2013 NFL Combine: SEC safeties standing out
In a deep defensive back class, it's the impressive group of SEC safeties that is standing out among the rest.
INDIANAPOLIS -- With the NFL on the lookout for safeties who can play physical and cover in space, the SEC is sending a group of versatile safeties to the 2013 NFL Draft. They won’t last long on draft weekend.
Led by potential first rounders Kenny Vaccaro (Texas) and Jonathan Cyprien (FIU), this year’s class of safeties is deep, but it’s the group from college football’s premier conference that is creating the buzz.
Although often overlooked due to his size, Florida’s Matt Elam is determined to stand out, despite his shorter stature. And he is able to do so because of his physicality.
“I’m not the biggest safety, but I feel like I play hard and that makes me stand out,” Elam explained. “I love to strike people and I feel that will help me stand out the most.”
Elam cited his past experience on offense as the reason he likes to “deliver the blow” instead of receive them. But what about his ability to hold up in coverage?
“I feel I’m versatile, I can cover slot receivers,” Elam answered. “I can go down and cover, play in the box, play in the post, that will make me stand out.”

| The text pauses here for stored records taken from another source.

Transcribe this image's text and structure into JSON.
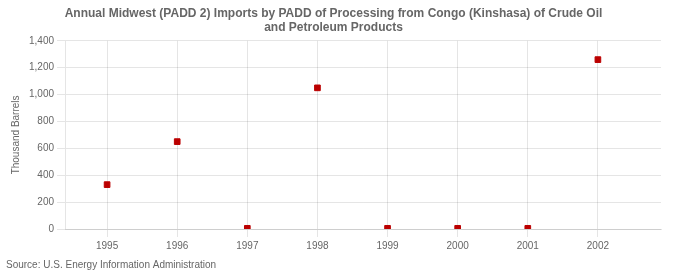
{
  "chart_data": {
    "type": "scatter",
    "title": "Annual Midwest (PADD 2) Imports by PADD of Processing from Congo (Kinshasa) of Crude Oil\nand Petroleum Products",
    "ylabel": "Thousand Barrels",
    "annotations": [
      "Source: U.S. Energy Information Administration"
    ],
    "x": [
      1995,
      1996,
      1997,
      1998,
      1999,
      2000,
      2001,
      2002
    ],
    "values": [
      330,
      650,
      5,
      1050,
      5,
      5,
      5,
      1260
    ],
    "color": "#bb0000",
    "marker": "square",
    "xlim": [
      1994.4,
      2002.9
    ],
    "ylim": [
      0,
      1400
    ],
    "xticks": [
      1995,
      1996,
      1997,
      1998,
      1999,
      2000,
      2001,
      2002
    ],
    "yticks": [
      0,
      200,
      400,
      600,
      800,
      {
        "value": 1000,
        "label": "1,000"
      },
      {
        "value": 1200,
        "label": "1,200"
      },
      {
        "value": 1400,
        "label": "1,400"
      }
    ],
    "grid": true
  }
}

South Carolina’s D.J. Swearinger is one of the most physical hitters in this draft class and prides himself not only on his production, but also his NFL skill set. If you ask him, he’ll tell you he has all the skills it takes to make an impact at the pro level.
“First of all, you’ve got to have great instincts, great ball skills,” Swearinger said. “You’ve got to read coverages. You’ve got to be able to run, tackle in the open field and play the ball in the air.”
With experience at cornerback, nickelback and both safety spots, Swearinger feels ready and battle tested for what the NFL will bring. And a large reason for that is the weekly competition he faced in the SEC.
“The SEC is the best conference in America,” Swearinger said. “It’s next to the NFL if you ask me. I haven’t played in the NFL, but a lot of my past teammates say it’s no different that the SEC, just more professional. I think that will be a big help with me going into the next level.”
Besides Elam and Swearinger, the SEC will also send Eric Reid (LSU), Josh Evans (Florida), Bacarri Rambo (Georgia), Shawn Williams (Georgia) and Robert Lester (Alabama) to the 2013 NFL Draft and several of them will be top-100 prospects. With a deep class of safeties, it can be a daunting task to try and match up with the rest of the talent in this group. But the SEC helped prepare these prospects for the competition on draft day.
“It’s not nerve racking at all,” Swearinger said. “I see competition, I’m all for competition. I’m glad it is a deep class so I can show what I can do out here on Tuesday.”